Ulm: Waschmaschine trennt Kind einen Arm ab

In Süddeutschland ist es jüngst in Ulm zu einem schweren Unfall mit einer Waschmaschine gekommen. Das Gerät riss einem Kind (4) beim Spielen den Arm ab. Offenbar hatte sich die Trommel in Bewegung gesetzt, obwohl die Tür der Maschine nicht geschlossen worden war.

Der große Bruder leistete nach bestem Wissen und Gewissen erste Hilfe. Er packte den Arm in die Gefriertruhe und legte das verletzte, vierjährige Kind ins Bett, wie die Polizei berichtet.
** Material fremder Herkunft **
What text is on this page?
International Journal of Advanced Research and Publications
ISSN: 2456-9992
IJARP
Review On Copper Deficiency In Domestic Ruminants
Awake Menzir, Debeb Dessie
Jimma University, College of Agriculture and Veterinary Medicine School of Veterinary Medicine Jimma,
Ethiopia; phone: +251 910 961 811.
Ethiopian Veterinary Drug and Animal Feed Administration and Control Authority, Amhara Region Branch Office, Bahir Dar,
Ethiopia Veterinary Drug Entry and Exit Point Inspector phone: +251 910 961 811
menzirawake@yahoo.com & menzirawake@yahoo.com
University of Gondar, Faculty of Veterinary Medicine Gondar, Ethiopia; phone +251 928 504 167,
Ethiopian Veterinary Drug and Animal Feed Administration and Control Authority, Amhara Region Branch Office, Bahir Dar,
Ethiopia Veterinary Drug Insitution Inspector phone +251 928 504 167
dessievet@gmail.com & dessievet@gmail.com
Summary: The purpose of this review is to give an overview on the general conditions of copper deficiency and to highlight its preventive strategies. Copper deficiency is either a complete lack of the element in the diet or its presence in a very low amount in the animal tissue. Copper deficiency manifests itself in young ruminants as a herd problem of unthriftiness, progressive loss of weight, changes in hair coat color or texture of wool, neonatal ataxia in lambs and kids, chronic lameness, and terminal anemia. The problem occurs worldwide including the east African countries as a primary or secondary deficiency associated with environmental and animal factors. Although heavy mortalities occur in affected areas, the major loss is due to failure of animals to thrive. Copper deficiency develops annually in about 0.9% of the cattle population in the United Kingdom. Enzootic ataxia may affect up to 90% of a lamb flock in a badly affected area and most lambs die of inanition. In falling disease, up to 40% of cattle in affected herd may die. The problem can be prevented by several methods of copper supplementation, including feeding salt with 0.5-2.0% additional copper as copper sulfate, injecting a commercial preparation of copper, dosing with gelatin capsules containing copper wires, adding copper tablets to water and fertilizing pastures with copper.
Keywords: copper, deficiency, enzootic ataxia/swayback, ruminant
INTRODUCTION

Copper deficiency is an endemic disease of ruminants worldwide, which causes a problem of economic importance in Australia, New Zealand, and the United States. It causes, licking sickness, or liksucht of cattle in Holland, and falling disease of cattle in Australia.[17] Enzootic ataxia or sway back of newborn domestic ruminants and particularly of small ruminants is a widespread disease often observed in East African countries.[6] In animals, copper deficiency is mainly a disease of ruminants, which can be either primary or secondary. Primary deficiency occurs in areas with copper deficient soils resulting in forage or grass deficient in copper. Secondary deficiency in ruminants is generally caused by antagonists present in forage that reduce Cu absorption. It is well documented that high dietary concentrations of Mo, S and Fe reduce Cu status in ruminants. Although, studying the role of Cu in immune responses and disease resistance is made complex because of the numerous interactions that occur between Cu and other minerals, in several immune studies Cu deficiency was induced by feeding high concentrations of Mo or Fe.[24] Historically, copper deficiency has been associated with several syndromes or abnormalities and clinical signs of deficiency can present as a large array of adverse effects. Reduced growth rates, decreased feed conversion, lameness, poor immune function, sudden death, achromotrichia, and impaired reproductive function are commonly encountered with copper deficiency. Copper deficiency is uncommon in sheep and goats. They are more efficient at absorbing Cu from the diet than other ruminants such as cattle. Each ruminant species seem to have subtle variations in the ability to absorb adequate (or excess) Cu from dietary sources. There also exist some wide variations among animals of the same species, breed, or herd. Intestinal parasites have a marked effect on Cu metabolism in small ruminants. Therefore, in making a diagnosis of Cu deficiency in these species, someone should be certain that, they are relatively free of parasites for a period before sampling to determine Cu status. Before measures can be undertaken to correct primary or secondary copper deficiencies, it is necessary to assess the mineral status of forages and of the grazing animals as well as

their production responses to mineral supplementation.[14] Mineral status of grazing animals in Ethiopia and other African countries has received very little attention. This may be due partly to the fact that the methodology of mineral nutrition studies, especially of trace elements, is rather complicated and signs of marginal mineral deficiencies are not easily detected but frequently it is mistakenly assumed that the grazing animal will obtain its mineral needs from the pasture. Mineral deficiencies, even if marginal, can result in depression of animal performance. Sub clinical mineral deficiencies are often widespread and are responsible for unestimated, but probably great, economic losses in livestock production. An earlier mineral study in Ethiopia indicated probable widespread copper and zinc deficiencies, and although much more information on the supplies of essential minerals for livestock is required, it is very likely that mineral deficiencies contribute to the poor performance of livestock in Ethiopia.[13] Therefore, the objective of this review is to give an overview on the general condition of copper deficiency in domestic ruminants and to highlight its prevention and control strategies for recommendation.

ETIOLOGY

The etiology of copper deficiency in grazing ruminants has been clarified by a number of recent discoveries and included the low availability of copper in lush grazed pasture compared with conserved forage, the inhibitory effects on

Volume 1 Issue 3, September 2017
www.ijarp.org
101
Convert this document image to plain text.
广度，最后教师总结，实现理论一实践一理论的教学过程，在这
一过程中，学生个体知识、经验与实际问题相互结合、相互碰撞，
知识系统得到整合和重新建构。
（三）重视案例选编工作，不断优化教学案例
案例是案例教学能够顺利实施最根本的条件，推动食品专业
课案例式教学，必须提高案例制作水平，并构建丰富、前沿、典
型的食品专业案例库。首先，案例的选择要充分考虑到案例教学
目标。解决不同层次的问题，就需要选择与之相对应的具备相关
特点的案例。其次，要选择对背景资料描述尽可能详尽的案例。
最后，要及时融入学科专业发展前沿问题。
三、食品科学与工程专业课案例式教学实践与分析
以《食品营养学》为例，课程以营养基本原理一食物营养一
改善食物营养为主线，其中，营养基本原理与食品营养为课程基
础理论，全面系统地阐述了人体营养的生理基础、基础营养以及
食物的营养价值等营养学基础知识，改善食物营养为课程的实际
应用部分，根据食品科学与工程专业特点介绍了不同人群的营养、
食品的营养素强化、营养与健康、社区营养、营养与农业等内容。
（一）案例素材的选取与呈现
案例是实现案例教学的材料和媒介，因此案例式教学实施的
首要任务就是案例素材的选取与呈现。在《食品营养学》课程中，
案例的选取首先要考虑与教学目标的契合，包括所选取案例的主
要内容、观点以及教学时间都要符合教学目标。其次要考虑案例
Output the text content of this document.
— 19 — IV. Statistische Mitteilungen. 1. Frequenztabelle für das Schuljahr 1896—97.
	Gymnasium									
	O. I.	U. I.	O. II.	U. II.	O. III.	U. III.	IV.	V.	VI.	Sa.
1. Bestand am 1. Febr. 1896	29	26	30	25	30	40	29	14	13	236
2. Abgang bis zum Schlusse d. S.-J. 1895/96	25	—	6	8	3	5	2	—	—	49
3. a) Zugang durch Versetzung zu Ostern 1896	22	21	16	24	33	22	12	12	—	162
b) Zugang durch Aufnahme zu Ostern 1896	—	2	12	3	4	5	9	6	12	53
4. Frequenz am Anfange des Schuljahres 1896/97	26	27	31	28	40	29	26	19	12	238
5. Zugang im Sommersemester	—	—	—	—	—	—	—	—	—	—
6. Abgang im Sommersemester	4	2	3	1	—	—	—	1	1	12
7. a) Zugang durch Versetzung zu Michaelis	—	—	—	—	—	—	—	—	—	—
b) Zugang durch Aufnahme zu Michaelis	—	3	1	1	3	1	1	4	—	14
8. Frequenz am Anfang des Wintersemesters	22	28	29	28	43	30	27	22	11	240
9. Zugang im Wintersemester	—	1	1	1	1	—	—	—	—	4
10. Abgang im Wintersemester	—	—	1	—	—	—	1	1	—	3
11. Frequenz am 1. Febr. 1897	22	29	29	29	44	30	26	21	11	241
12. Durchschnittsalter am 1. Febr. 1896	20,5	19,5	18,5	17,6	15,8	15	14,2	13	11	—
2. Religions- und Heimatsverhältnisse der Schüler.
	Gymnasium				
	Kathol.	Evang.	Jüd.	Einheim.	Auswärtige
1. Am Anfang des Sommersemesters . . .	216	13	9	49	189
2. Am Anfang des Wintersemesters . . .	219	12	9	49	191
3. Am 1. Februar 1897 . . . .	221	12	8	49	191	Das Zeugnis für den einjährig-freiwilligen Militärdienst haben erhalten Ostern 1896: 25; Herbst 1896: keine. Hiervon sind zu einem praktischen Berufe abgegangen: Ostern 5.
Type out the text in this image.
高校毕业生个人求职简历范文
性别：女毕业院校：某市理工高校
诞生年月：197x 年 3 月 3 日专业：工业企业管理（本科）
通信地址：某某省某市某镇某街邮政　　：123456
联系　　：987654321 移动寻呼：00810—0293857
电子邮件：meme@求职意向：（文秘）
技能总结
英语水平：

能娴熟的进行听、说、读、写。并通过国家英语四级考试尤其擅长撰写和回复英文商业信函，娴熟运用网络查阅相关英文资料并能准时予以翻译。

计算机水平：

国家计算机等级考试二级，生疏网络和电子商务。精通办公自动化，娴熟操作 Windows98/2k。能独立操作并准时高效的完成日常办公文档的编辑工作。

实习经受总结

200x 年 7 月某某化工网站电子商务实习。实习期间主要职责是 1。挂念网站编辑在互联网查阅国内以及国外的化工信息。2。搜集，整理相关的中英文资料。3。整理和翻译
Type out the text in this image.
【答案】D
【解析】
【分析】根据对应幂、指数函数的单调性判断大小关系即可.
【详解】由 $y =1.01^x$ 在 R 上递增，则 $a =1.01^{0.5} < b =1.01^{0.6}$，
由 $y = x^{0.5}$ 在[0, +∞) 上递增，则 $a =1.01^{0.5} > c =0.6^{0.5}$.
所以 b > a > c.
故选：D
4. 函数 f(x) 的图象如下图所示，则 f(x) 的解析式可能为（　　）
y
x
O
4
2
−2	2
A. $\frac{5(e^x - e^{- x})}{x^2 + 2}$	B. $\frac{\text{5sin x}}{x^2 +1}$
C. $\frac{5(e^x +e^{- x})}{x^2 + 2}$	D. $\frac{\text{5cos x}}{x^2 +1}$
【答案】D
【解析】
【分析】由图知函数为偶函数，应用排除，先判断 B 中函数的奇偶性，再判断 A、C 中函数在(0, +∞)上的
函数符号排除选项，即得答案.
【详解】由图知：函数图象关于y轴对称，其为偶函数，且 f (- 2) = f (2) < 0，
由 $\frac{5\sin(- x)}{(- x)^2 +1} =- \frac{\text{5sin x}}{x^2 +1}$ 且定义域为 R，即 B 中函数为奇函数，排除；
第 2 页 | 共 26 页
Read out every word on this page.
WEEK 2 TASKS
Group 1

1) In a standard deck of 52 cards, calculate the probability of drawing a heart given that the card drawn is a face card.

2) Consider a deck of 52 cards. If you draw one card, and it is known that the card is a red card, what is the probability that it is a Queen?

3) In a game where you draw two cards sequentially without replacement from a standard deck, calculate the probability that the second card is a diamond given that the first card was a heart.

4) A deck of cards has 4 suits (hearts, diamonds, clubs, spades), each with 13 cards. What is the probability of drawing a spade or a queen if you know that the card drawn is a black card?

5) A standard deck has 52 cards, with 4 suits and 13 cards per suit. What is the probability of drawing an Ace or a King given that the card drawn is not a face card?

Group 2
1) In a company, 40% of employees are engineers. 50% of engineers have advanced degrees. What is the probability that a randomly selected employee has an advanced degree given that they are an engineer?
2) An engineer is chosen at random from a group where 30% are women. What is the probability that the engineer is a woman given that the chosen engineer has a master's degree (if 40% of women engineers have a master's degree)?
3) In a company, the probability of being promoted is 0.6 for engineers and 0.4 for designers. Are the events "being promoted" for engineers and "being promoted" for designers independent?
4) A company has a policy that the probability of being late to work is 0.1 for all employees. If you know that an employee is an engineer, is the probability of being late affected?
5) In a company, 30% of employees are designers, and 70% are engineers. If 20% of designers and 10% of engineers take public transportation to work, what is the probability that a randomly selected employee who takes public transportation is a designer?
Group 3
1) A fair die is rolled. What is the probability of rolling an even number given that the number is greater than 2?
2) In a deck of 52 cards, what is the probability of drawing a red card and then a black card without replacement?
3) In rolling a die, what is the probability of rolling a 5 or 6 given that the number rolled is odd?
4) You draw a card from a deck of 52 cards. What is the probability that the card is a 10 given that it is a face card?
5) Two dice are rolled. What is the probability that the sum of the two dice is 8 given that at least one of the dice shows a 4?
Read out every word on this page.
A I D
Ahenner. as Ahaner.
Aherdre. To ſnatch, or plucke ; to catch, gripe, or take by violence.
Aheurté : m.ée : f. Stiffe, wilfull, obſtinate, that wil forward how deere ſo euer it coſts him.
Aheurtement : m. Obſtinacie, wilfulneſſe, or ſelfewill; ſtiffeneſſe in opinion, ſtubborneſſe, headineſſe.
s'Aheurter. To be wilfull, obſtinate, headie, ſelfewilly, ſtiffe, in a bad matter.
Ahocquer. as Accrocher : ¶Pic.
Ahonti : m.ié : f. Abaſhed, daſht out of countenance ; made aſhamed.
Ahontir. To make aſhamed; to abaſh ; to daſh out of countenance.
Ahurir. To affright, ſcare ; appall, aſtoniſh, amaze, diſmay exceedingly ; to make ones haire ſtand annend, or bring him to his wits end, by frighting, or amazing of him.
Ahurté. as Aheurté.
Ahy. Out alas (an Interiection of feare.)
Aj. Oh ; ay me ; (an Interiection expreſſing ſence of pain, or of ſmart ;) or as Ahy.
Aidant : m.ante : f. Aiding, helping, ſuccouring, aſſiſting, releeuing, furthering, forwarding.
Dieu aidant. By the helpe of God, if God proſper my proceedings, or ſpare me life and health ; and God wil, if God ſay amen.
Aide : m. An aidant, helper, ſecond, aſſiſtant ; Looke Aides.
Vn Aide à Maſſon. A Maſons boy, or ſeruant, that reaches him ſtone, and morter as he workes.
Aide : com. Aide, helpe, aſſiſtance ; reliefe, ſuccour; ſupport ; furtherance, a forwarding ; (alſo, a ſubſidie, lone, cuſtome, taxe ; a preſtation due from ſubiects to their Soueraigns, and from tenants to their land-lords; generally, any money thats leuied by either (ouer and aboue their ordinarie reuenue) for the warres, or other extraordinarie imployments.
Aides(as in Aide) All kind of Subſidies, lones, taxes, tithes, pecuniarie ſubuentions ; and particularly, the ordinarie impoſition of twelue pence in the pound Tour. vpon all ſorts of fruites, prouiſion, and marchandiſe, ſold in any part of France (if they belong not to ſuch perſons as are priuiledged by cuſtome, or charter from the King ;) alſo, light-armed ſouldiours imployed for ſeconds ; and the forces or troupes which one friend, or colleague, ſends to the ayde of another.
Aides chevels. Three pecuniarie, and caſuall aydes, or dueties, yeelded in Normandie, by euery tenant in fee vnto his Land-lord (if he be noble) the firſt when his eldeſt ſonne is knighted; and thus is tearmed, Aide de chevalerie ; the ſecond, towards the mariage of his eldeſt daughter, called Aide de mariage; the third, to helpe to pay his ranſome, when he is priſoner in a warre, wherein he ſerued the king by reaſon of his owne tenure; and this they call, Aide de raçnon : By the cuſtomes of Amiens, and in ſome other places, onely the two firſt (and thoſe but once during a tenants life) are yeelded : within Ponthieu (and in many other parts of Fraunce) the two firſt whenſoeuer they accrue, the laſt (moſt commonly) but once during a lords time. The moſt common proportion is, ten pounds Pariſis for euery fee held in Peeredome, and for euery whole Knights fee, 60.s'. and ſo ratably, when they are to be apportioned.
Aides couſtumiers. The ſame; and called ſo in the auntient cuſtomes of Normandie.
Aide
Die Mutter ließ der Elfjährige schlafen. Sie wachte auch nicht auf, weil sich die Kinder offensichtlich absolut ruhig verhielten. Wahrscheinlich saß ihnen der Schock in den Gliedern.

Erst am Morgen entdeckte die Mutter ihr schwerverletztes Kind und raste sofort ins Krankenhaus.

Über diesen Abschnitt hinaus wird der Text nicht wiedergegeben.